Registration Dossier

Environmental fate & pathways

Biodegradation in water: screening tests

Currently viewing:

Administrative data

Link to relevant study record(s)

Description of key information

Key value for chemical safety assessment

Biodegradation in water:
readily biodegradable but failing 10-day window

Additional information

Jasmonyl is a multi-constituent substance composed of 3-pentyltetrahydro-2H-pyran-4-yl acetate (main component, approximately 60%) and nonane-1,3-diyl diacetate (2nd main component, approximately 25%).


Standard biodegradation tests are not ideally suited to mixtures because they measure ultimate biodegradation as a function of either the CO2 evolved or O2 consumed and as such do not provide information on the biodegradability of individual constituents. Thus the ready biodegradability study on Jasmonyl (Givaudan Study No 99-E20) has been assessed in conjunction with data on the ready biodegradability of Jasmopyrane Forte, which contains approximately 80% of 3-pentyltetrahydro-2H-pyran-4-yl acetate (the main component in Jasmonyl) and predicted biodegradation for the nonane-1,3-diyl diacetate (2ndmain component in Jasmonyl). This additional information is provided in the ready biodegradation endpoint record for Jasmonyl as “background material”.


In the Ready Biodegradability study performed on JASMONYL, 44% biodegradation was observed after 14 days. After this time the two replicates behaved differently. In one flask, after a short biodegradation plateau of approximately 4 days, biodegradation restarts to reach a level of 77% after 28 days. In the other flask the biodegradation level remained at 43-46% for a significantly longer period with biodegradation starting again around day 30 (See Appendix 2 in full study report. The different behaviour between the two flasks is probably due to some heterogeneity in the inoculum leading to different microorganism population growth and diversity (i.e. one or more competent microorganism(s) required for the biodegradation to continue were either not introduced into the second flask or had not established themselves to a sufficient concentration for metabolism to be observed). However, the level of 77% biodegradation achieved in one replicate indicates that one or both components of JASMONYL are biodegraded.
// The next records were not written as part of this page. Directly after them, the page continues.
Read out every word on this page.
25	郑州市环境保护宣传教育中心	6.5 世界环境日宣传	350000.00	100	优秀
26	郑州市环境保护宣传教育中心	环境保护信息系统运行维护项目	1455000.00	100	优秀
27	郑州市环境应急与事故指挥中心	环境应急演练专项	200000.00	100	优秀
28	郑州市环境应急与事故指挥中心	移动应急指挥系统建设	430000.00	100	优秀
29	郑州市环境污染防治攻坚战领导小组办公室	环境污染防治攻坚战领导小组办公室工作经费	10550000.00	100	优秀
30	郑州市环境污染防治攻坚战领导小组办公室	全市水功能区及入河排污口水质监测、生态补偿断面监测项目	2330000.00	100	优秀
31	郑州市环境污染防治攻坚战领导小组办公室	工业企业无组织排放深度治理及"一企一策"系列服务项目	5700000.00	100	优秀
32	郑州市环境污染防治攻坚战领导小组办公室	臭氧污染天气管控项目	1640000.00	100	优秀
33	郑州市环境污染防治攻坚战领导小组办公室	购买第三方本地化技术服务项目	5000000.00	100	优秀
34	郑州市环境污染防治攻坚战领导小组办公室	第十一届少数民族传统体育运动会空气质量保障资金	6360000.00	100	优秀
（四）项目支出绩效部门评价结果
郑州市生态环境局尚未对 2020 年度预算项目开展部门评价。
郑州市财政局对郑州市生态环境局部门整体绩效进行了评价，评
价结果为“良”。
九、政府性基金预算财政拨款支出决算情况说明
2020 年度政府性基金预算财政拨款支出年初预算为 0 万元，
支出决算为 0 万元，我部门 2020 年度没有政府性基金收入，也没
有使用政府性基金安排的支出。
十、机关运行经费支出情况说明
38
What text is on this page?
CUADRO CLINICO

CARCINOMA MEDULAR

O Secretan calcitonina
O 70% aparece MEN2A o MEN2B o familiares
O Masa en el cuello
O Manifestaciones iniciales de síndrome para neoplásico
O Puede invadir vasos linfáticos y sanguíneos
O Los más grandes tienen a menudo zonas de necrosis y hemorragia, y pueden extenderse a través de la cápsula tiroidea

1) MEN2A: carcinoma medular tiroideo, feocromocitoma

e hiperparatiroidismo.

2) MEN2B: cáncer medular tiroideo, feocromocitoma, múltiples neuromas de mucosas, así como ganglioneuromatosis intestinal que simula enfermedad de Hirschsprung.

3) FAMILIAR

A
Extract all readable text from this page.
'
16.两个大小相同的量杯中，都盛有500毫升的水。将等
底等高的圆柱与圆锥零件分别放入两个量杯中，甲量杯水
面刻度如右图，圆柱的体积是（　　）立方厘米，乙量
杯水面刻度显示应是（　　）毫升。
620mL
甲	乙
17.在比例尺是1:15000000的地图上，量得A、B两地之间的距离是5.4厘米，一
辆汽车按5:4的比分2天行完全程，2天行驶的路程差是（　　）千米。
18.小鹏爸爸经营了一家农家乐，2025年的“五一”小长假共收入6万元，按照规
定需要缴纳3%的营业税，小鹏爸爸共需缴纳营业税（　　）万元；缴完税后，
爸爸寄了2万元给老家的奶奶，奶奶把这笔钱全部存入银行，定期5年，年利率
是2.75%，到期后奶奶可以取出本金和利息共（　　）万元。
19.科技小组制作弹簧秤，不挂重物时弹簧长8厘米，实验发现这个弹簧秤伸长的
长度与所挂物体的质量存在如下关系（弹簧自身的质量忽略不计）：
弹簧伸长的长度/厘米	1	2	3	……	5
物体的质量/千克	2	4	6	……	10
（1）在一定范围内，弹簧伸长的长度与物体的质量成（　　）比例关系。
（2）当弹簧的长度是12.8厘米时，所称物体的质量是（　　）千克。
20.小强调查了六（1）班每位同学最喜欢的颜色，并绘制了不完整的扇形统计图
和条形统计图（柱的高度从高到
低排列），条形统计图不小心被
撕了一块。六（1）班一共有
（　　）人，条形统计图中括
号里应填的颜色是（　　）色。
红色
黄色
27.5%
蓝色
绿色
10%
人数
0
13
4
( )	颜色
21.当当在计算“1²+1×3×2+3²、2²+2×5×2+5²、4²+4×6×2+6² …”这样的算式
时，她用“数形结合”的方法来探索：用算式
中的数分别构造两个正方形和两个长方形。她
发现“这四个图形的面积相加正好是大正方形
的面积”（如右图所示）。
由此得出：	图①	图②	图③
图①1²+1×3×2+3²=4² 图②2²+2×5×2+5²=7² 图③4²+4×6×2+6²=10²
The two stages of biodegradation observed (i.e. approximately 44% up to day 14, then up to 77% after 28 days in one replicate) may be related to the multi-component nature of JASMONYL (i.e. one component more easily degraded than the other) or to rapid partial degradation for one or more of the component(s) to transient metabolites which are then subsequently degraded.


The latter scenario is supported by tests performed on JASMOPYRANE FORTE. Two ready biodegradability studies are available; a 301F and sealed CO2 test. In both studies the replicates behaved similarly. A first biodegradation step starts immediately and reaches 43% on day 18 (301F) or 41% on day 14 (sealed CO2). Then a second step starts and reaches 71% (301F) to 71.5% (Sealed CO2) after 28 days. Given the chemical structure of 3-pentyltetrahydro-2H-pyran-4-yl acetate, it is likely that the first stage of biodegradation represents breakdown of the first 4 carbon atoms in the pentyl side chain and the acetate moiety (see Figure 1 in endpoint record). This represents 6 of the 12 carbon atoms present in the molecule (i.e. 50% of the carbon present) and thus roughly equates to the 43% biodegradation measured based on BOD. The second stage of biodegradation is probably ring opening of a transient “pyrane” metabolite followed by subsequent breakdown. Based on the result of this test, JASMOPYRANE FORTE (and hence the 3-pentyltetrahydro-2H-pyran-4-yl acetate component of JASMONYL) can be considered as readily biodegradable but failing the 10 day window.


The second main component of JASMONYL, nonane-1,3-diyl diacetate, is a linear diester. Based on its chemical structure, this component would be expected to be more readily degraded than the cyclic component. Indeed, BIOWIN predicts that this component would be readily biodegradable.


In summary, the main component of Jasmonyl (3-pentyltetrahydro-2H-pyran-4-yl acetate, approximately 60%) is considered to be readily biodegradable but failing the 10 day window (based on study for JASMOPYRANE FORTE) and the second component of Jasmonyl (nonane-1,3-diyl diacetate, approximately 25%) is predicted to be readily biodegradable. Thus, based on the component data it is reasonably to conclude that JASMONYL is readily biodegradable but failing the 10 day window for the purposes of classification and labelling. This is supported by the test data on Jasmonyl itself, where the results for one replicate (77% after 28 days, flask 2) and the mean results (62% after 28 days), exceed the pass criterion of > 60%.

The fact that both components are expected to be completely mineralised under environmentally relevant conditions, is supported by the high % BOD obtained in a 302C inherent test (96% after 28 days).